Un murmure discret parcourut les dix Jaffa derrière lui, plus une résonance d’approbation qu’une agitation.
Teal’c : Les Goa’uld ne libèrent pas les Jaffa. Ils les utilisent.
Obion : « Soutient son regard sans ciller. » Les autres, oui…. Pas lui.
O’Neill n’abaissait pas son arme, mais son regard passait d’Obion aux Jaffa derrière lui, évaluant la situation.
Colonel O’Neill : Donc si je comprends bien… vous êtes un groupe de Jaffa lourdement armés qui ne servent aucun Goa’uld… et qui parlent d’un dieu interdit que personne n’est censé connaître. Vous voyez pourquoi je reste un peu méfiant.
Un silence tendu s’installa.
Daniel fit un pas en avant, prudemment.
Daniel Jackson : Vous cherchez un fragment ?
Les yeux du prima se tournèrent vers lui. Il resta silencieux quelques secondes. Puis il hocha lentement la tête.
Obion : Le Premier Fragment n’est plus ici.
Capitaine Carter : Vous l’avez déplacé ?
Obion : « Secoua la tête. » Non.
Son regard se posa brièvement sur le cylindre au centre de la salle.
Le Colonel suivit la direction des yeux du prima.
Colonel O’Neill : Donc quelqu’un d’autre joue aussi à la chasse au trésor.
Obion répondit sans détour.
Obion : Les Grands Maîtres savent que les sceaux s’affaiblissent.
Teal’c : Ils cherchent à récupérer les fragments.
Obion : Non.
Capitaine Carter : « Fronça les sourcils. » Un piège !?
Avant qu’Obion ne réponde, des pas rapides résonnèrent dans le couloir derrière les Jaffa.

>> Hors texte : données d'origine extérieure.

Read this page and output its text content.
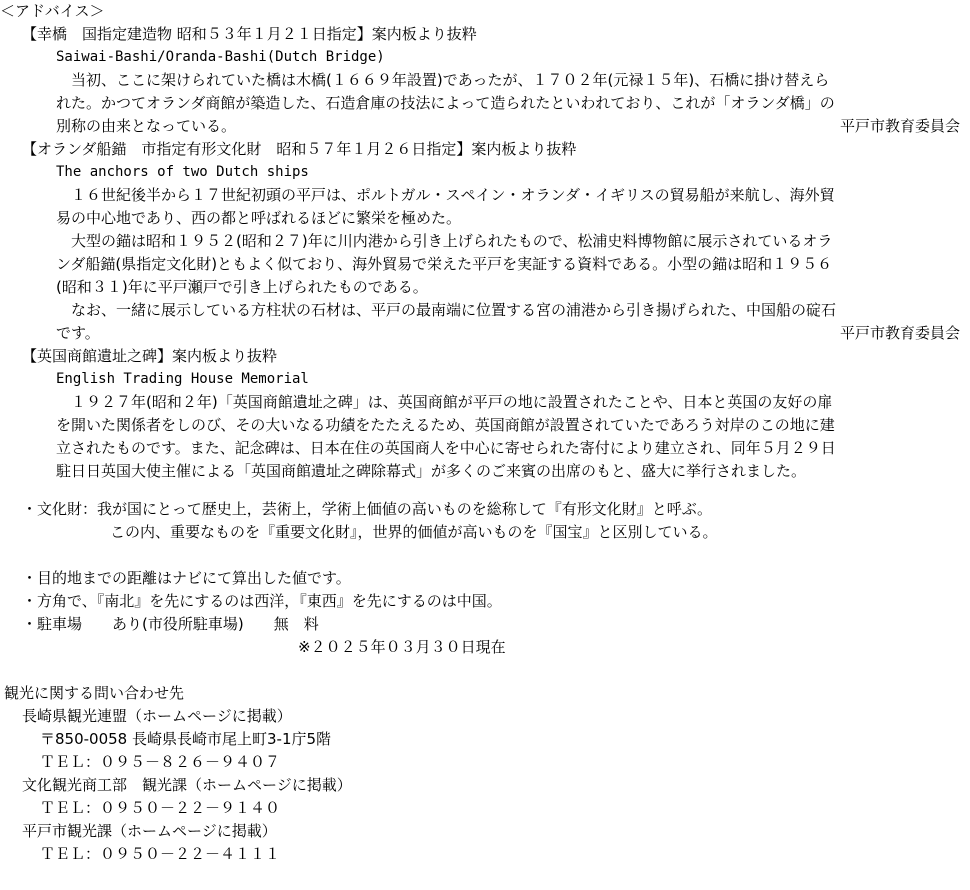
＜アドバイス＞
【幸橋　国指定建造物 昭和５３年１月２１日指定】案内板より抜粋
Saiwai-Bashi/Oranda-Bashi(Dutch Bridge)
　当初、ここに架けられていた橋は木橋(１６６９年設置)であったが、１７０２年(元禄１５年)、石橋に掛け替えら
れた。かつてオランダ商館が築造した、石造倉庫の技法によって造られたといわれており、これが「オランダ橋」の
別称の由来となっている。	平戸市教育委員会
【オランダ船錨　市指定有形文化財　昭和５７年１月２６日指定】案内板より抜粋
The anchors of two Dutch ships
　１６世紀後半から１７世紀初頭の平戸は、ポルトガル・スペイン・オランダ・イギリスの貿易船が来航し、海外貿
易の中心地であり、西の都と呼ばれるほどに繁栄を極めた。
　大型の錨は昭和１９５２(昭和２７)年に川内港から引き上げられたもので、松浦史料博物館に展示されているオラ
ンダ船錨(県指定文化財)ともよく似ており、海外貿易で栄えた平戸を実証する資料である。小型の錨は昭和１９５６
(昭和３１)年に平戸瀬戸で引き上げられたものである。
　なお、一緒に展示している方柱状の石材は、平戸の最南端に位置する宮の浦港から引き揚げられた、中国船の碇石
です。	平戸市教育委員会
【英国商館遺址之碑】案内板より抜粋
English Trading House Memorial
　１９２７年(昭和２年)「英国商館遺址之碑」は、英国商館が平戸の地に設置されたことや、日本と英国の友好の扉
を開いた関係者をしのび、その大いなる功績をたたえるため、英国商館が設置されていたであろう対岸のこの地に建
立されたものです。また、記念碑は、日本在住の英国商人を中心に寄せられた寄付により建立され、同年５月２９日
駐日日英国大使主催による「英国商館遺址之碑除幕式」が多くのご来賓の出席のもと、盛大に挙行されました。
・文化財：我が国にとって歴史上，芸術上，学術上価値の高いものを総称して『有形文化財』と呼ぶ。
この内、重要なものを『重要文化財』，世界的価値が高いものを『国宝』と区別している。
・目的地までの距離はナビにて算出した値です。
・方角で、『南北』を先にするのは西洋，『東西』を先にするのは中国。
・駐車場　　あり(市役所駐車場)　　無　料
※２０２５年０３月３０日現在
観光に関する問い合わせ先
長崎県観光連盟（ホームページに掲載）
〒850-0058 長崎県長崎市尾上町3-1庁5階
ＴＥＬ：０９５－８２６－９４０７
文化観光商工部　観光課（ホームページに掲載）
ＴＥＬ：０９５０－２２－９１４０
平戸市観光課（ホームページに掲載）
ＴＥＬ：０９５０－２２－４１１１
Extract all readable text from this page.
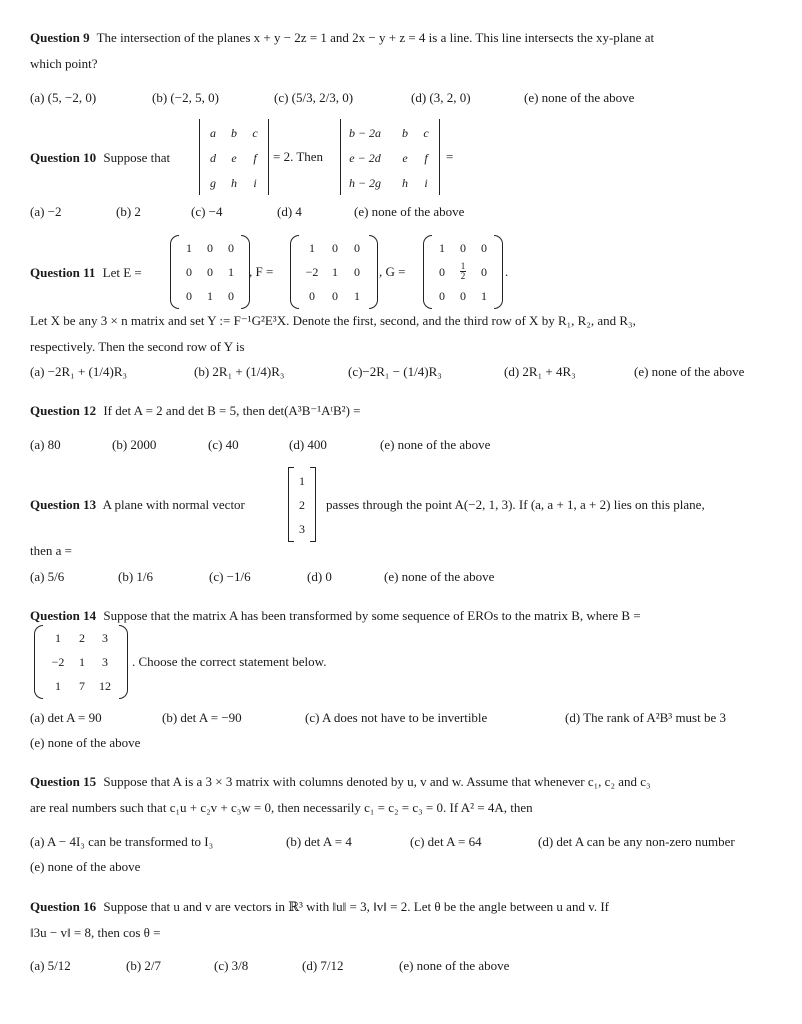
Question 9 The intersection of the planes x + y − 2z = 1 and 2x − y + z = 4 is a line. This line intersects the xy-plane at
which point?
(a) (5, −2, 0)	(b) (−2, 5, 0)	(c) (5/3, 2/3, 0)	(d) (3, 2, 0)	(e) none of the above
Question 10 Suppose that
a	b	c
d	e	f
g	h	i
= 2. Then
b − 2a	b	c
e − 2d	e	f
h − 2g	h	i
=
(a) −2	(b) 2	(c) −4	(d) 4	(e) none of the above
Question 11 Let E =
1	0	0
0	0	1
0	1	0
, F =
1	0	0
−2	1	0
0	0	1
, G =
1	0	0
0	$\frac{1}{2}$	0
0	0	1
.
Let X be any 3 × n matrix and set Y := F⁻¹G²E³X. Denote the first, second, and the third row of X by R₁, R₂, and R₃,
respectively. Then the second row of Y is
(a) −2R₁ + (1/4)R₃	(b) 2R₁ + (1/4)R₃	(c)−2R₁ − (1/4)R₃	(d) 2R₁ + 4R₃	(e) none of the above
Question 12 If det A = 2 and det B = 5, then det(A³B⁻¹AᵗB²) =
(a) 80	(b) 2000	(c) 40	(d) 400	(e) none of the above
Question 13 A plane with normal vector
1
2
3
passes through the point A(−2, 1, 3). If (a, a + 1, a + 2) lies on this plane,
then a =
(a) 5/6	(b) 1/6	(c) −1/6	(d) 0	(e) none of the above
Question 14 Suppose that the matrix A has been transformed by some sequence of EROs to the matrix B, where B =
1	2	3
−2	1	3
1	7	12
. Choose the correct statement below.
(a) det A = 90	(b) det A = −90	(c) A does not have to be invertible	(d) The rank of A²B³ must be 3
(e) none of the above
Question 15 Suppose that A is a 3 × 3 matrix with columns denoted by u, v and w. Assume that whenever c₁, c₂ and c₃
are real numbers such that c₁u + c₂v + c₃w = 0, then necessarily c₁ = c₂ = c₃ = 0. If A² = 4A, then
(a) A − 4I₃ can be transformed to I₃	(b) det A = 4	(c) det A = 64	(d) det A can be any non-zero number
(e) none of the above
Question 16 Suppose that u and v are vectors in ℝ³ with ‖u‖ = 3, ‖v‖ = 2. Let θ be the angle between u and v. If
‖3u − v‖ = 8, then cos θ =
(a) 5/12	(b) 2/7	(c) 3/8	(d) 7/12	(e) none of the above
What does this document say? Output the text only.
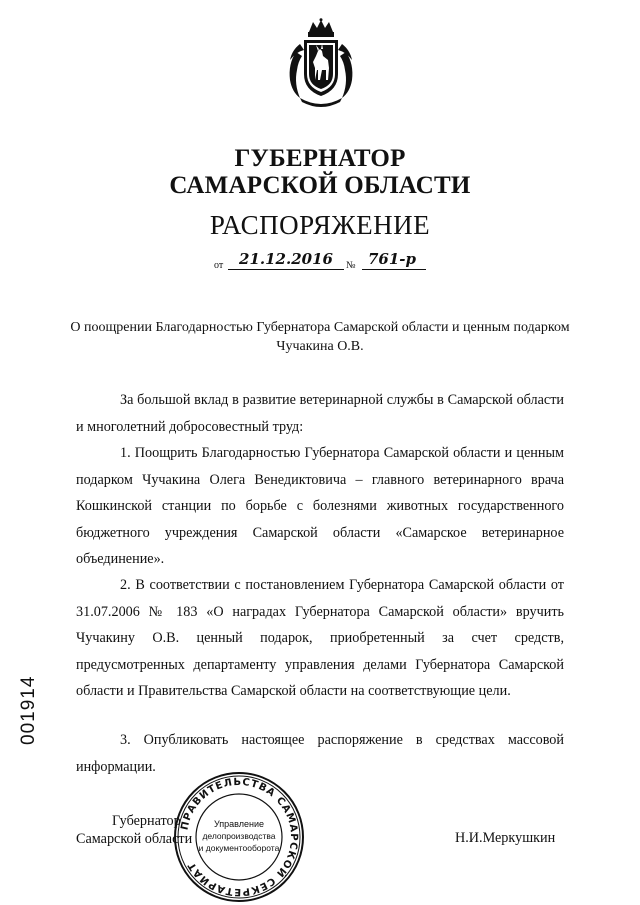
ГУБЕРНАТОР
САМАРСКОЙ ОБЛАСТИ
РАСПОРЯЖЕНИЕ
от	21.12.2016	№ 761-р
О поощрении Благодарностью Губернатора Самарской области и ценным подарком Чучакина О.В.
За большой вклад в развитие ветеринарной службы в Самарской области и многолетний добросовестный труд:
1. Поощрить Благодарностью Губернатора Самарской области и ценным подарком Чучакина Олега Венедиктовича – главного ветеринарного врача Кошкинской станции по борьбе с болезнями животных государственного бюджетного учреждения Самарской области «Самарское ветеринарное объединение».
2. В соответствии с постановлением Губернатора Самарской области от 31.07.2006 № 183 «О наградах Губернатора Самарской области» вручить Чучакину О.В. ценный подарок, приобретенный за счет средств, предусмотренных департаменту управления делами Губернатора Самарской области и Правительства Самарской области на соответствующие цели.
3. Опубликовать настоящее распоряжение в средствах массовой информации.
001914
Губернатор
Самарской области	Н.И.Меркушкин
ПРАВИТЕЛЬСТВА САМАРСКОЙ СЕКРЕТАРИАТ
Управление
делопроизводства
и документооборота
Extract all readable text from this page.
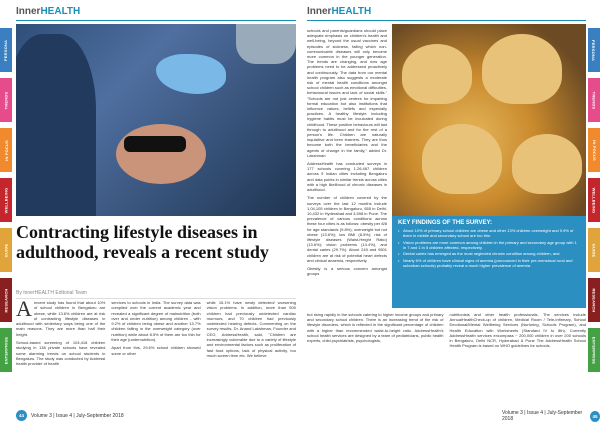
PERSONA
TRENDS
IN FOCUS
WELLBEING
GUIDE
RESEARCH
ENTERPRISE
PERSONA
TRENDS
IN FOCUS
WELLBEING
GUIDE
RESEARCH
ENTERPRISE
InnerHEALTH
Contracting lifestyle diseases in adulthood, reveals a recent study
By InnerHEALTH Editorial Team

Arecent study has found that about 10% of school children in Bengaluru are obese, while 13.6% children are at risk of contracting lifestyle diseases in adulthood with sedentary ways being one of the main reasons. They are more than half their height.

School-based screening of 104,418 children studying in 138 private schools have revealed some alarming trends on school students in Bengaluru. The study was conducted by Addressl health provider of health

services to schools in India. The survey data was compiled over the current academic year and revealed a significant degree of malnutrition (both over and under nutrition) among children - with 9.2% of children being obese and another 13.7% children falling in the overweight category (over nutrition) while about 8.5% of them are too thin for their age (undernutrition).

Apart from this, 29.6% school children showed some or other

while 15.1% have newly detected/ worsening vision problems. In addition, more than 500 children had previously undetected cardiac murmurs, and 70 children had previously undetected hearing defects. Commenting on the survey results, Dr. Anand Lakshman, Founder and CEO, AddressHealth, said, "Children are increasingly vulnerable due to a variety of lifestyle and environmental factors such as proliferation of fast food options, lack of physical activity, too much screen time etc. We believe

44	Volume 3 | Issue 4 | July-September 2018
InnerHEALTH

schools and parents/guardians should place adequate emphasis on children's health and well-being, beyond the usual vaccines and episodes of sickness, failing which non-communicable diseases will only become more common in the younger generation. The trends are changing, and now age problems need to be addressed proactively and continuously. The data from our mental health program also suggests a moderate risk of mental health conditions amongst school children such as emotional difficulties, behavioural issues and lack of social skills." "Schools are not just centres for imparting formal education but also institutions that influence values, beliefs and especially practices. A healthy lifestyle including hygiene habits must be inculcated during childhood. These positive behaviours will last through to adulthood and for the rest of a person's life. Children are naturally inquisitive and keen learners. They are thus become both the beneficiaries and the agents of change in the family," added Dr. Lakshman.

AddressHealth has conducted surveys in 177 schools covering 1,26,467 children across 9 Indian cities including Bengaluru and data points in similar trends across cities with a high likelihood of chronic diseases in adulthood.

The number of children covered by the surveys over the last 12 months include 1,04,105 children in Bengaluru, 655 in Delhi, 10,432 in Hyderabad and 3,598 in Pune. The prevalence of various conditions across these four cities is as follows: obesity per 8/8 for age standards (9.8%); overweight but not obese (13.6%); low BMI (8.5%); risk of lifestyle diseases (Waist-Height Ratio) (13.6%); vision problems (14.4%), and dental caries (29.7%). About 249 and 9501 children are at risk of potential heart defects and clinical anaemia, respectively.

Obesity is a serious concern amongst groups

KEY FINDINGS OF THE SURVEY:
• About 10% of primary school children are obese and other 13% children overweight and 9.9% of them in middle and secondary school are too thin.
• Vision problems are more common among children in the primary and secondary age group with 1 in 7 and 1 in 5 children affected, respectively.
• Dental caries has emerged as the most neglected chronic condition among children, and
• Nearly 6% of children have clinical signs of anemia (pronounced in their pre-menstrual rural and suburban schools) probably reveal a much higher prevalence of anemia.
but rising rapidly in the schools catering to higher income groups and primary and secondary school children. There is an increasing trend of the risk of lifestyle disorders, which is reflected in the significant percentage of children with a higher than recommended waist-to-height ratio. AddressHealth's school health services are designed by a team of pediatricians, public health experts, child psychiatrists, psychologists,
nutritionists and other health professionals. The services include AnnualHealthCheck-up of children, Medical Room / Tele-Infirmary, School Emotional/Mental Wellbeing Services (Nurturing, Schools Program), and Health Education with Worksheets (Standard IV to 8th). Currently AddressHealth services encompass ~ 200,000 children in over 200 schools in Bengaluru, Delhi NCR, Hyderabad & Pune The AddressHealth School Health Program is based on WHO guidelines for schools.
Volume 3 | Issue 4 | July-September 2018	45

Un guerrier entra précipitamment dans la salle et s’agenouilla devant Obion.
Éclaireur Jaffa : Kel shak, Prima Obion !
Obion : « Tourna légèrement la tête. » Kree ! Parle, Uchem.
Uchem : « Releva la tête. » Des Jaffa d’Apophis approchent du temple.
Teal’c : « Plissa les yeux. » Apophis…
Uchem : Plusieurs escouades. Ils avancent par les galeries extérieures.
Capitaine Carter : Colonel… s’ils arrivent par plusieurs accès, ils cherchent à nous encercler.
Daniel regarda autour de lui.
Daniel Jackson : Donc… ils savaient que quelqu’un viendrait ici.
Obion : Ils savaient que nous viendrions.
Colonel O’Neill : Et j’imagine que c’est une coïncidence si on est là au même moment.
Obion : Je ne pense pas qu’Apophis savait que la tau’ri viendrait ici…. Ce piège est pour moi et mes jaffa.
Capitaine Carter : « Regarda le cylindre au centre de la salle. » Alors le fragment…
Obion : La première partie d’Exodia a été déplacée, par Apophis lui-même…
Teal’c observait déjà les couloirs.
Teal’c : Les Jaffa d’Apophis seront ici dans peu de temps.
Obion prononça alors quelques mots en langue Goa’uld.
Obion : Tal’kree resh’vak. Drak’nor shel’vak.
Les Jaffa derrière lui se dispersèrent instinctivement, surveillant les couloirs.
Teal’c : Il leur ordonne de se préparer à une intrusion.
Fin du chapitre 4 : Le Porteur des Cendres. Deuxième partie.